This recording was made in 1989 when Gimenez was 38. His Argentinean background and training meant that he came to European attention relatively late. He made his European debut in 1984 and Europe became career base in 1985. Gimenez didn't make his Covent Garden debut until 1990, in Don Pasquale
On this disc Gimenez is heard in arias which were central to his
repertory, with excerpts from operas by Bellini and Donizetti.
He had recorded a previous recital for Nimbus, a disc of Rossini
arias, in 1987, showing that the record company spotted his talent
relatively early in his European career (NI5107
When it comes to performance of the bel canto
repertoire, each generation tends to build on the previous one in terms of simple technical facility.
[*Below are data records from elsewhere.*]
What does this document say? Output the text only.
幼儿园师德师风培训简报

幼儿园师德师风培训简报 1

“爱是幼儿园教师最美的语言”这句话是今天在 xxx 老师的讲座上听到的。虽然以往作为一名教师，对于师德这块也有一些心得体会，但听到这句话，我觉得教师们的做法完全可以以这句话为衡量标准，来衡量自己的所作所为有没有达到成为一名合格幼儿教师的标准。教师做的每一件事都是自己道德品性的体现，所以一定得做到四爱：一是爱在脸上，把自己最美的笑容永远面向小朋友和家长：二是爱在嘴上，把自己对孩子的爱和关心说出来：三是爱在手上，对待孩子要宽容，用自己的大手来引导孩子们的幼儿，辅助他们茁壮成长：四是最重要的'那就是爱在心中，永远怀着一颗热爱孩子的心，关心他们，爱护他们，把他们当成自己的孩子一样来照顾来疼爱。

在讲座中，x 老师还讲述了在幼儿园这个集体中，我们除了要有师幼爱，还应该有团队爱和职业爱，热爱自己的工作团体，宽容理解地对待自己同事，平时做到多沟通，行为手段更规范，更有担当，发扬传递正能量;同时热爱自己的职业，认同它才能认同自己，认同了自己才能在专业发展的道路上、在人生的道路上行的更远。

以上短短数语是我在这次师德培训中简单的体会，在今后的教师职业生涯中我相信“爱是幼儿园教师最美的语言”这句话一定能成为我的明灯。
We almost take it for granted that tenors like Juan Diego Florez, Colin Lee and Barry Banks sing this virtuosic repertoire without apparent pause. So the big question is, twenty years on is this recording worth going back to?
Gimenez's voice is not quite as directly beautiful as that of Florez. But if you turn to Una furtiva lagrima
on this disc, you will find that Gimenez sings the aria with an enchanting sense of line and a lilting simplicity. It is phrased with delicacy and you feel the singer is in character. The same goes for the two arias from Don Pasquale
When we move to the Lucia di Lammermoor
excerpts, Gimenez brings not only intelligence but a dramatic feel. By dramatic feel I don't just mean a feeling for the drama, but an element of steel in his voice. Though Gimenez sings the lyrical pieces well, it is in the more dramatic ones that he displays the full variety of his voice.
His instrument has a stronger, harder edged core to it than that of Florez. His tone is, generally, slightly more edgy which is an advantage in these dramatic moments when you appreciate the stronger tones that Gimenez brings to bear. This is combined with an enviable facility for fancy passage-work which reminds me, in a distant way, of Callas's ability to combine a large dramatic voice with an uncanny accuracy of fioriture.
Gimenez's accuracy is not quite uncanny, and there are one or two smudgy moments but none are really damaging. Also, Gimenez has another plus point over my experience of Florez. This is because Gimenez is able to bring far more variety and colour to the voice. He makes you remember that the word coloratura
is related to the English word ‘colour’. Also, in climactic moments he seems to go up to something like E. He uses two, if not three, varieties of upper voice, so that his top Cs are admirably not all of the same tone quality.
The excerpts are generous. We get near 15 minutes for the first excerpt from I Puritani
. Here, and on the La Sonnambula
excerpts we hear the soprano of Sally Copper Dyson whom I found to be rather too vibrato-laden for the roles she plays. In the final excerpt from Lucia
Frank Carroll provides strong baritone support.
Gimenez is well supported by Michelangelo Veltri and the Scottish Chamber Orchestra, with the Scottish Philharmonic Singers appearing on a number of tracks. There is a thoughtful essay by Roland Vernon and full texts and translations.
Whilst Gimenez does not supercede Florez for beauty, facility and accuracy, the older tenor brings considerable vocal ability, variety and intelligence to these arias; even if you are a convinced Florez devotee I would suggest acquiring this disc as well.